Bisbee Tea Highlights Student Excellence in History
Bisbee Tee 2025
By Vivienne Mockenhaupt ‘27
On May 20, 2025, the doors of Straus Library opened to a steady stream of students, teachers, and family, all there to celebrate one another’s accomplishments in the forty-second year of the Ethan Bisbee Tea and Social Science Forum. The History and Social Sciences Department uses the Bisbee Tea to recognize what it deems the most outstanding research projects of the U.S. History class and the social science electives.
Founded in 1983, the Bisbee Prize, named for former faculty member Ethan Wyatt Bisbee, honors the highest-quality research paper from each section of U.S. History. According to Joshua Emmott, chair of the History and Social Sciences Department, Bisbee expressed a belief that the research paper was “at the core of what historians do and should be at the core of what Milton history students are doing.” He then developed his own criteria for thesis, argument, research, process, and writing. 2023 marked the addition of the very first Social Science Forum, allowing prizes to go to projects covering the United States while not in the formal U.S. History course. This year, the department also chose to recognize students for their final projects in the courses American Government and Economic Inequality, which ranged from a comparative analysis of paid parental leave policies to a study of the role of money in American politics.
Standing at individual circular tables with only the printed copies of their papers, the prizewinners spent nearly two hours explaining the intricacies of their research to the Milton community. The Bisbee Tea welcomes anyone interested in the historical work of the awarded students and anyone associated with Milton. Emmott explained that the choice to open the event to the public was a relatively new one; previously, the Bisbee Tea had functioned as a series of privately held presentations in Wigglesworth 304. The Straus reception features a display of books awarded to prize-winning authors; this year, teachers chose to give either Abundance, by Ezra Klein and Derek Thompson, and Murder in a Mill Town by Bruce Dorsey.

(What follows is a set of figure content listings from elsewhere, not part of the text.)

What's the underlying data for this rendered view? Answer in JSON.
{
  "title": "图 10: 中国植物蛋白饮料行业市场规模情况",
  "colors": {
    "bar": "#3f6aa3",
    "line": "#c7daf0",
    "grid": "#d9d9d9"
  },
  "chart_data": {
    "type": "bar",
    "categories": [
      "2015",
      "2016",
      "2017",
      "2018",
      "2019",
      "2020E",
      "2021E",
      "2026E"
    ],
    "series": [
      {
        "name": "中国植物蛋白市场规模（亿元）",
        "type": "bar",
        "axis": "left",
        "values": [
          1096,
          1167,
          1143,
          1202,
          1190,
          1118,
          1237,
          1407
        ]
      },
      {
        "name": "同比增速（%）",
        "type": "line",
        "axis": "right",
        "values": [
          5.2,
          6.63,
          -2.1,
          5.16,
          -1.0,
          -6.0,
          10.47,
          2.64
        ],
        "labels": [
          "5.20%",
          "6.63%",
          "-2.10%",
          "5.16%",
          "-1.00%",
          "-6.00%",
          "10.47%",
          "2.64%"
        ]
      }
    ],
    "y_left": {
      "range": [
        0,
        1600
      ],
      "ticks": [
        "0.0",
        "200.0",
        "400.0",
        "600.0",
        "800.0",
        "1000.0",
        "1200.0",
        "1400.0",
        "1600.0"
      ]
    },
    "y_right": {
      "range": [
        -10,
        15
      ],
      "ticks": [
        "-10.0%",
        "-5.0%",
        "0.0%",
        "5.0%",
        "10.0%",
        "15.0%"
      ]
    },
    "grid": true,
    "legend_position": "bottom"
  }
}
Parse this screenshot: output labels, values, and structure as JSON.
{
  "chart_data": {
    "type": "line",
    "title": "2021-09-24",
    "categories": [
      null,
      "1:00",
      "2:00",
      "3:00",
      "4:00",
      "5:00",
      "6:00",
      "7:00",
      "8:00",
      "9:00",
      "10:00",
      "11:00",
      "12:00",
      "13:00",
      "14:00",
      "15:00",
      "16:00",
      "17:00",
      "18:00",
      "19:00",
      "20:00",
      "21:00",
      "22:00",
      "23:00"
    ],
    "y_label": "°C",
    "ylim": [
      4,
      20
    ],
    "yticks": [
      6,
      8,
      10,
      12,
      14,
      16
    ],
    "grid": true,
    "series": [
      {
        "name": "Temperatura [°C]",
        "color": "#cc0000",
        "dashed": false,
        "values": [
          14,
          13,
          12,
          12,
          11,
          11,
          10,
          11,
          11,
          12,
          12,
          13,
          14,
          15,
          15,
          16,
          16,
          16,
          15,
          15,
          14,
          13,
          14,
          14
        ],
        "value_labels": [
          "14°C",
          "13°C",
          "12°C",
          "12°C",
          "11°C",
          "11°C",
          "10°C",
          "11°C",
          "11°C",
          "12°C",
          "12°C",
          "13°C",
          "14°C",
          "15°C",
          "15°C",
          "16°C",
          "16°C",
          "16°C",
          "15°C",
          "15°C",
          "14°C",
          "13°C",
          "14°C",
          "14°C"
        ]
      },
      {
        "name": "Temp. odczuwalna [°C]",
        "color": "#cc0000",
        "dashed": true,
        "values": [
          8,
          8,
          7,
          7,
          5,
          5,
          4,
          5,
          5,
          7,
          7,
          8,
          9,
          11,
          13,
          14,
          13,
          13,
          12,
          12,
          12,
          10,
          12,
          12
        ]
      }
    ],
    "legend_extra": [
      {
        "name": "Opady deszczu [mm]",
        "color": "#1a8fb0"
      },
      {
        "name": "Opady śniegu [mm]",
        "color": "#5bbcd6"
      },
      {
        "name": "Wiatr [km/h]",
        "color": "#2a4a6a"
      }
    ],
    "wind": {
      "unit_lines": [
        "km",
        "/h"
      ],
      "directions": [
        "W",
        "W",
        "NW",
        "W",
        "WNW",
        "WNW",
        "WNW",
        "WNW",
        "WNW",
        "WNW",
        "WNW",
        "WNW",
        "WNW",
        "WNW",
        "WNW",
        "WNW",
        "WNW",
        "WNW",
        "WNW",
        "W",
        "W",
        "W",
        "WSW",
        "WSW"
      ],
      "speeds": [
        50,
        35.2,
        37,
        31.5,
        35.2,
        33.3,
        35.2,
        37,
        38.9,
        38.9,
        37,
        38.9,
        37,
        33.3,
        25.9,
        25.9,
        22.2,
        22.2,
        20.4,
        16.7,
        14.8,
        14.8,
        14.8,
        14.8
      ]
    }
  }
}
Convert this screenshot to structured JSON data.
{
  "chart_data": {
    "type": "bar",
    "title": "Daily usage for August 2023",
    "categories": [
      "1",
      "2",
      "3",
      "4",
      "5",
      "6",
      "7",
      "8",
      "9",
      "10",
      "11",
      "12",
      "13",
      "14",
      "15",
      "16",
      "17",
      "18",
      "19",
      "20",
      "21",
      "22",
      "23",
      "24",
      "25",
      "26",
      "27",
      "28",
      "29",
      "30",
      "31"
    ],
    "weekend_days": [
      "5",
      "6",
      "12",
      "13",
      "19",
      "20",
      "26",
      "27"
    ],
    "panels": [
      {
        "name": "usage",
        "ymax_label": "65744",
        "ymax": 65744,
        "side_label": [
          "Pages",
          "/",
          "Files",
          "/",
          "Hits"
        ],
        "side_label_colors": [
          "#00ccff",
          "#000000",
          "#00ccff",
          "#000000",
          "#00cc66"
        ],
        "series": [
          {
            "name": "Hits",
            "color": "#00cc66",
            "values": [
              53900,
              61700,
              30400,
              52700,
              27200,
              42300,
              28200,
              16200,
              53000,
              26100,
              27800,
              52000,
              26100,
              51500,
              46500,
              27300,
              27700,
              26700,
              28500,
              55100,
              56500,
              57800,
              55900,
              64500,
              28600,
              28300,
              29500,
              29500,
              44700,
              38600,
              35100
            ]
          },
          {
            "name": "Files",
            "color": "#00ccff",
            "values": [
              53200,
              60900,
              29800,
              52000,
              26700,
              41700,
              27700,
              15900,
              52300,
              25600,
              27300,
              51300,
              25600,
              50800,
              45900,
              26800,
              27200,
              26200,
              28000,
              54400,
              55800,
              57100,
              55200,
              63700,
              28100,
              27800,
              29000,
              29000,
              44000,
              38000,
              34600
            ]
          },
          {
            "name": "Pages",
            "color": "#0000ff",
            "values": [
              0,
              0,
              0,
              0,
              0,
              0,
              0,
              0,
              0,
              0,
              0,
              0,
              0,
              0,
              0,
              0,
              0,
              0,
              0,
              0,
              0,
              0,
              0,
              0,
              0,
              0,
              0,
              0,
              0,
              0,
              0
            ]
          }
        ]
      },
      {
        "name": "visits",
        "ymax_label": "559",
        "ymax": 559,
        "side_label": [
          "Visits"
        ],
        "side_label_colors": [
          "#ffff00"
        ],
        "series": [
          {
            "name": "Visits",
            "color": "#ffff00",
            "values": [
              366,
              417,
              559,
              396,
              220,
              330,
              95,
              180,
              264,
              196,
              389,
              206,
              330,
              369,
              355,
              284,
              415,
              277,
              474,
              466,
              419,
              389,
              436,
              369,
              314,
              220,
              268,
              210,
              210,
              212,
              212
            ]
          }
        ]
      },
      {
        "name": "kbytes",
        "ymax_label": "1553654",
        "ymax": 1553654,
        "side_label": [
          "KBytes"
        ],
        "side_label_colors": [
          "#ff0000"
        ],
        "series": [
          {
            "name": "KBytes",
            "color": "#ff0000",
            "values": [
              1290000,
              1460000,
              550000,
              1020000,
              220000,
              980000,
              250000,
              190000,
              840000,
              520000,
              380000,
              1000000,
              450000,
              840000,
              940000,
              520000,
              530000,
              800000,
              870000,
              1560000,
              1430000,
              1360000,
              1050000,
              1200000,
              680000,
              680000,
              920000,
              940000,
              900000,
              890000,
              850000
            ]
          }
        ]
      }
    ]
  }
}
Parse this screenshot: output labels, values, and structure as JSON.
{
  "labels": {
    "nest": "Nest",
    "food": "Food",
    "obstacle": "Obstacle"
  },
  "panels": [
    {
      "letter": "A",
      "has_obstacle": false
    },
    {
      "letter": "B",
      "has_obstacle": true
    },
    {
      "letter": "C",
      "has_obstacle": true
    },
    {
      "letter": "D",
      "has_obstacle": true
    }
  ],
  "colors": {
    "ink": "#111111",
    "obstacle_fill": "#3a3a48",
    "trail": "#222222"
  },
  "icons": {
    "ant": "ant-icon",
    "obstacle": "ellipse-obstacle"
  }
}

Many of this year’s prizewinners echoed Emmott’s claims that a Bisbee-worthy paper reflected passion and curiosity about a topic not discussed in the U.S. History course content itself. “While researching for my Class IV paper, I examined the United Fruit Company’s monopolistic grip over Guatemala—how it controlled vast tracts of land, manipulated labor practices, and ultimately influenced U.S. foreign policy,” Stella Tjan ‘27 said of the origins of her Class III U.S. History paper, which focused on America’s role in the coercive adoption of Guatemalan children. Tjan added, “as a student in U.S. History this year, I wanted to pursue a topic that remained rooted in Guatemala while also unmasking a lesser-known chapter of American policy.” Meanwhile, Benjamin Wang ‘27 drew the topic of his paper, which focused on religious resistance and deindustrialization in Youngstown, Ohio, a former area of steel production, from an in-class reading on Andrew Carnegie, leading him to research steel production. Wang also derived his topic from his own interest in the United States’ shift from being a “big production country a century ago to such a tech giant.”
Winner Elizabeth Sim ‘27 highlighted the value of all U.S. History student contributions, reminding the community that “each paper has its own value, and just because someone’s [paper] received a prize doesn’t mean that another paper is… less interesting or less insightful.” Sim expressed concern about the one-per-class policy potentially keeping other worthy papers from receiving the same recognition. Emmott disagreed with Sim’s assertion that many per class might merit the Bisbee Prize. “Doing good work is an expectation” at Milton, he said, especially given the pressures of prizes and college applications. “Not everyone’s good work, though, is award-worthy.” He emphasized the need for students to adjust to the possibility of not winning but still producing an excellent paper.
Emmott also cited a multitude of students who hoped to send their work out on submission to the Concord Review and other journals that accept the historical research of high schoolers. Wang and Joanna Zhang ‘27, among others, discussed their hopes to submit their papers to publications beyond Milton, although Zhang does not intend to expand her work, hoping instead to “let this be the end of the road for now” and submit what she has already written. As a continuation of the passion and drive that Emmott described, some winners wished to pursue change and spread awareness on their topic long after the Straus doors closed for the day: Sim explained that she hopes to look into modern movements for Irish Americans and participate in activism where necessary, while Tjan expressed that the work she began with this paper “feels too important and underreported to leave behind.”